Il Cristianesimo diventa debole quando la comunità delega la cura dei malati agli ospizi. Il luogo naturale per una morte dignitosa è la propria casa, circondati dall’affetto dei propri cari. La fede è qualche cosa di molto concreto; è stata importante la testimonianza di una donna (tra le tante) che, grazie al cammino di fede nella Comunità “Sacra Famiglia GeMaGi”, riesce ad accudire con amore giorno e notte la madre molto ammalata. Come con la forza della fede applicata alla vita, san Francesco da semplicemente un uomo che pregava, è arrivato ad essere un uomo diventato preghiera; così diventano le persone che assistono con amore gli ammalati.
Il CAREGIVER E IL SACRAMENTO DELL’UNZIONE DEGLI INFERMI. Il valore di pregare con il malato quando lo si visita: “Chi è malato (scrive San Giacomo) chiami a sé i presbiteri della Chiesa e preghino su di lui, dopo averlo unto con olio, nel nome del Signore…” (Gc 5,14-15). Quando una persona sta molto male è cosa buona e santa suggerire al malato e ai suoi parenti di chiamare il presbitero. Non dobbiamo aver paura di farlo! Se abbiamo le idee chiare il malato non si spaventerà, tutt’altro! Questo sacramento è stato istituito da Cristo misericordioso per venire incontro agli infermi, è fatto per la guarigione dell’anima e, secondo la volontà di Dio, anche del corpo.

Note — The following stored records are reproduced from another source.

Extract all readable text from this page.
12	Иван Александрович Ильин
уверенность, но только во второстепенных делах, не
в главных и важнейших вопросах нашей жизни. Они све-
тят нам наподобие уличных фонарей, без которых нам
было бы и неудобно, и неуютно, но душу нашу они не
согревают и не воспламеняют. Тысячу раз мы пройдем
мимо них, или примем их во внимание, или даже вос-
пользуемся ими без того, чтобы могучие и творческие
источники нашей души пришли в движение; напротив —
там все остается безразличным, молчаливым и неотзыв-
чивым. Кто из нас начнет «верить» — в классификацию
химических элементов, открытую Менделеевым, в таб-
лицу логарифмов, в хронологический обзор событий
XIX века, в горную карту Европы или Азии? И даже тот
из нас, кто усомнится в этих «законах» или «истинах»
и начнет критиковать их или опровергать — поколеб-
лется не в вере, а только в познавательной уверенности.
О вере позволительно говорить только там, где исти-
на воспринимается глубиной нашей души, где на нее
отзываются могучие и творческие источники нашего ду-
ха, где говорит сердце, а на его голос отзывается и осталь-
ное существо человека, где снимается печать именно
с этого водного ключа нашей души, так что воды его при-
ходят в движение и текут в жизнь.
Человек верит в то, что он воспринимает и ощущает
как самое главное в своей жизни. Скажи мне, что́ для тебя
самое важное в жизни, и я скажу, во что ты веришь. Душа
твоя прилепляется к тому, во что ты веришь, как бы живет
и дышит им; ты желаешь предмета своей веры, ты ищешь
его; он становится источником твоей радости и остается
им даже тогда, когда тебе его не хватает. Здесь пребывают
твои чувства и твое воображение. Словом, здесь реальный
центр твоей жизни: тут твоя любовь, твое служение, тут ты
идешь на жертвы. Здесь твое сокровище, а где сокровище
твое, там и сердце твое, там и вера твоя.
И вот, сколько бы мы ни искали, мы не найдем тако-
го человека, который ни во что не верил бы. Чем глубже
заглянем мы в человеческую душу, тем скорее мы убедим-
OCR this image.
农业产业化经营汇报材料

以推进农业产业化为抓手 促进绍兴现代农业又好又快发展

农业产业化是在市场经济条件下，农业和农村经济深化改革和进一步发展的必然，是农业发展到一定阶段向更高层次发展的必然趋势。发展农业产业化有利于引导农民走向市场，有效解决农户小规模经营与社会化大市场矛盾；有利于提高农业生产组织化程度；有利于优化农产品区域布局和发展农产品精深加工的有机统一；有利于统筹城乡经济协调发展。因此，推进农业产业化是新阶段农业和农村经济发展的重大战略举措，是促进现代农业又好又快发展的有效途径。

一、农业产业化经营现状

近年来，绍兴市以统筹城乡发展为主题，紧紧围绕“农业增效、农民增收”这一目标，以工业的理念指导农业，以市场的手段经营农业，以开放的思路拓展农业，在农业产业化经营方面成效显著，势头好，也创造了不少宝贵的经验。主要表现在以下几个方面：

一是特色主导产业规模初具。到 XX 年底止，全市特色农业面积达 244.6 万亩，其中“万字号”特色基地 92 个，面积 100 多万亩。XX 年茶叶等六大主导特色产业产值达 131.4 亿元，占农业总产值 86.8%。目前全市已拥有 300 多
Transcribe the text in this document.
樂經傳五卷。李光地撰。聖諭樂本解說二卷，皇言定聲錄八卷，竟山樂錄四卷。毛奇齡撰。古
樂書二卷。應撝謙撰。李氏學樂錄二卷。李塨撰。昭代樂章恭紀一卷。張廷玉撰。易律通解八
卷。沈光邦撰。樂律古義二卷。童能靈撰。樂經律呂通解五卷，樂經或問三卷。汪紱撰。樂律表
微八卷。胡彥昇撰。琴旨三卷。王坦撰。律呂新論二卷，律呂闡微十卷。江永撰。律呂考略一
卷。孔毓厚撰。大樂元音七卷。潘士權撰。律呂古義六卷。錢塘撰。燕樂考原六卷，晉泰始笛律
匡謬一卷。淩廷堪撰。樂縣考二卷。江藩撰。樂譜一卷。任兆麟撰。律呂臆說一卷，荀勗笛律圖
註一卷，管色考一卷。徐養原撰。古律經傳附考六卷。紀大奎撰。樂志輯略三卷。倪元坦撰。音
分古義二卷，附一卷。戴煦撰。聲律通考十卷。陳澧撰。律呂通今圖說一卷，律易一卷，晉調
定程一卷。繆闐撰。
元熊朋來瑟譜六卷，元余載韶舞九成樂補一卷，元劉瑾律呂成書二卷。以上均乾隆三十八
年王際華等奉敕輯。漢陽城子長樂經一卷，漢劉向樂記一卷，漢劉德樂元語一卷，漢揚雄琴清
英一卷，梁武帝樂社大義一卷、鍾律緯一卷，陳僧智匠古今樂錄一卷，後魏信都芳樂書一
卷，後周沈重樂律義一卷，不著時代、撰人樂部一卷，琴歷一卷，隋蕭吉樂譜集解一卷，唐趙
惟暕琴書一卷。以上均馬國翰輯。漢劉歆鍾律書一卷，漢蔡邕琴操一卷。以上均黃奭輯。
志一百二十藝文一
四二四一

LA SOFFERENZA VISSUTA CON FEDE È TRASFORMATA DA CRISTO IN FORZA CHE COMUNICA VITA. Il conforto della fede aiuta i sofferenti a guardare la malattia con gli occhi di Cristo Crocifisso e a sentirsi partecipi della salvezza del mondo.
La fede “addolcisce” la sofferenza e per grazia la malattia acquista un valore eterno. DUNQUE, assistere gli ammalati significa amare di un amore simile a quello Cristo che ha amato l’uomo fino in fondo; questo ci rende capaci di vivere da risorti, capaci di comunicare vita e speranza agli altri. Attraverso un cammino spirituale il caregiver e l’ammalato crescono nella consapevolezza che la morte non esiste, perché essa per fede in Cristo Risorto sarà conosciuta come realmente è:
“UNA GIOIOSA ESPLOSIONE DI PIENEZZA DI VITA!”.